Time to pick on my post-1980s liberal allies again about the neo-liberal reflex to take offense too easily and limit the chaotic scope of free speech that we post-1960s liberals so love. I don’t mean “free speech” in the first amendment sense, which is not at issue here, but rather open speech in the public sphere.

It started with reading a Huffington Post opinion piece by Melody Moezzi, an Iranian-American who was offended when people asked where she was from. For that matter, I’m a New Orleanean of European descent, and when I open my mouth in New York or California (not to mention abroad), people often ask me the same question. Maybe it’s partly true that I take no offense because I’m not in an ethnic group that has historically suffered discrimination, but the fact is that I love interacting with people from different places, learning about their roots and sharing my own. Of the friends I still stay in touch with in a dozen or so countries, many of those friendships (as well as some domestic friendships) began with that very question. If I were afraid to ask (or were offended when asked), as some contemporary liberals would have me be, my emotional life would be less rich, my cultural awareness less deep, and my circle of friends more narrowly circumscribed to those who are like me and thus less prone to offense.

I understand this is not a proper opening line based on someone’s ethnic look alone, and know it could get old to one who is repeatedly asked, but it can be part of a first conversation (with a modicum of common sense), especially if there are other indicators that you or your interlocutor are traveling. I say let’s bust open all the boundaries and all share our ethnic stories freely. Indeed, let’s be grateful for any small talk that might wedge open a little cultural interchange.

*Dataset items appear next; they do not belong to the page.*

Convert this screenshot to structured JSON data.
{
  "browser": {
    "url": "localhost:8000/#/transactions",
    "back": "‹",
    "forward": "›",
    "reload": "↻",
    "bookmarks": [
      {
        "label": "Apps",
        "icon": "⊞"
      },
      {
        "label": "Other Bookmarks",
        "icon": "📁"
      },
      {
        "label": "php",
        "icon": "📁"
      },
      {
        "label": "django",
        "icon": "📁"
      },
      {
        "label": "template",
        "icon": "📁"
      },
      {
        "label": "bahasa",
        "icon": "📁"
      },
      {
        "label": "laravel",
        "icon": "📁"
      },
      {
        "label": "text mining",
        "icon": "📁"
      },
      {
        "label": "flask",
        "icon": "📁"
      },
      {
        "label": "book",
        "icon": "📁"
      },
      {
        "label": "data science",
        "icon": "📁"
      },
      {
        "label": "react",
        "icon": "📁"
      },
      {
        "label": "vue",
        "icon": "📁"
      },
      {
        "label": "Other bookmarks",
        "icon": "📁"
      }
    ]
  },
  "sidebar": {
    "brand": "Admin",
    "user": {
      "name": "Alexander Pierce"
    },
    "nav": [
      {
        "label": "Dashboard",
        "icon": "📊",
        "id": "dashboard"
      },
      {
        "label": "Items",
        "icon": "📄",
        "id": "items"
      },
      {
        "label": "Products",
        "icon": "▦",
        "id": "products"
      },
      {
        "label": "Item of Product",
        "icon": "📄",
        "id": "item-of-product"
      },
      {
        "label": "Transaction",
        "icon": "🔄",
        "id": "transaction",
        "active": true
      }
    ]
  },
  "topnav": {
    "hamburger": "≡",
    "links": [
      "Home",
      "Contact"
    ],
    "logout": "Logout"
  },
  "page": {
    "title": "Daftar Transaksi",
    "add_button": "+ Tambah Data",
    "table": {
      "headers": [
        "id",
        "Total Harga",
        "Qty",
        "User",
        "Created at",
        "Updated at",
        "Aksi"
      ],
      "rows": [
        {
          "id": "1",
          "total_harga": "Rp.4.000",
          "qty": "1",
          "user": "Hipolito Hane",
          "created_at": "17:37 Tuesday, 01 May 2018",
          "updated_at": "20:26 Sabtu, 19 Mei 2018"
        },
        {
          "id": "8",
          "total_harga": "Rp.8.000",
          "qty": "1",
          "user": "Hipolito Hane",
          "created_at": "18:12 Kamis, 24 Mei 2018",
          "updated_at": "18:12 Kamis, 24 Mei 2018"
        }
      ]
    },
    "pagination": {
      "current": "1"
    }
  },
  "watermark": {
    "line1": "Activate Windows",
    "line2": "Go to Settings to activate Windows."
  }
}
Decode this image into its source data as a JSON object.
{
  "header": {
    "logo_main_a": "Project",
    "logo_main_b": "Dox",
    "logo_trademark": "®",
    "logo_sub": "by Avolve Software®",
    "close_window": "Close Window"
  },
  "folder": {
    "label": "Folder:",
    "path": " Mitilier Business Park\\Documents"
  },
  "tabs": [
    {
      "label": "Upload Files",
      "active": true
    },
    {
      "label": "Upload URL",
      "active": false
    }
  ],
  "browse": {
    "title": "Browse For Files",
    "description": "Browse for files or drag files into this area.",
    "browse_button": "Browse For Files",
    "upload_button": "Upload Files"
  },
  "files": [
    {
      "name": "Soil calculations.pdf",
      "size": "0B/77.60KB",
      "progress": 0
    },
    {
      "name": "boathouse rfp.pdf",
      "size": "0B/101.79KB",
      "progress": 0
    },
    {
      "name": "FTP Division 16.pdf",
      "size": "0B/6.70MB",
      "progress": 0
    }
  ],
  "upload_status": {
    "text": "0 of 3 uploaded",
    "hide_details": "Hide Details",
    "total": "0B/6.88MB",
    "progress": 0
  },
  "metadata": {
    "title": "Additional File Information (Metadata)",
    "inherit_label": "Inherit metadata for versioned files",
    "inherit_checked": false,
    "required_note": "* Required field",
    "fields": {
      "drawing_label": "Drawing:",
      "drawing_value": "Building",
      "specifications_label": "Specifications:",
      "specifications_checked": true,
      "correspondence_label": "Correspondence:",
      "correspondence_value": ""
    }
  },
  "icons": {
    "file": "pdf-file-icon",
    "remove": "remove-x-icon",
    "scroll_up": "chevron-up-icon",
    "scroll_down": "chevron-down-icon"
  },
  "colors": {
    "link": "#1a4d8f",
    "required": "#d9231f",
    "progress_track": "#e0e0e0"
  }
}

At the very least, my neo-liberal friends might grant that there’s a “good” way and a “bad” way to broach the subject. I’ve met my share of rednecks and intolerants who might ask as a way of marginalizing the “other.” But many, like me, are simply fascinated with the idea of sharing histories and backgrounds. It’s easy to be offended. But it’s also easy to say, “I was born here but my family is from x,” or “My family has been here for 10 generations,” or whatever is the case. Consider that if everyone you met shied away from the question, how sparse our cross-cultural connections would become. If to avoid offense, we check our speech and stifle our curiosity about one another and shrink away from sharing, it is true that less offense will be given, but I say the cost is too high. Better to let a few ignorant jerks make fools of themselves than to tamp down the human contact that comes with openness.

So if someone asks where you are from, give the questioner the benefit of the doubt. Your open frankness will most likely humble the ill-natured interlocutor and might make of the good-natured interlocutor a lifelong friend.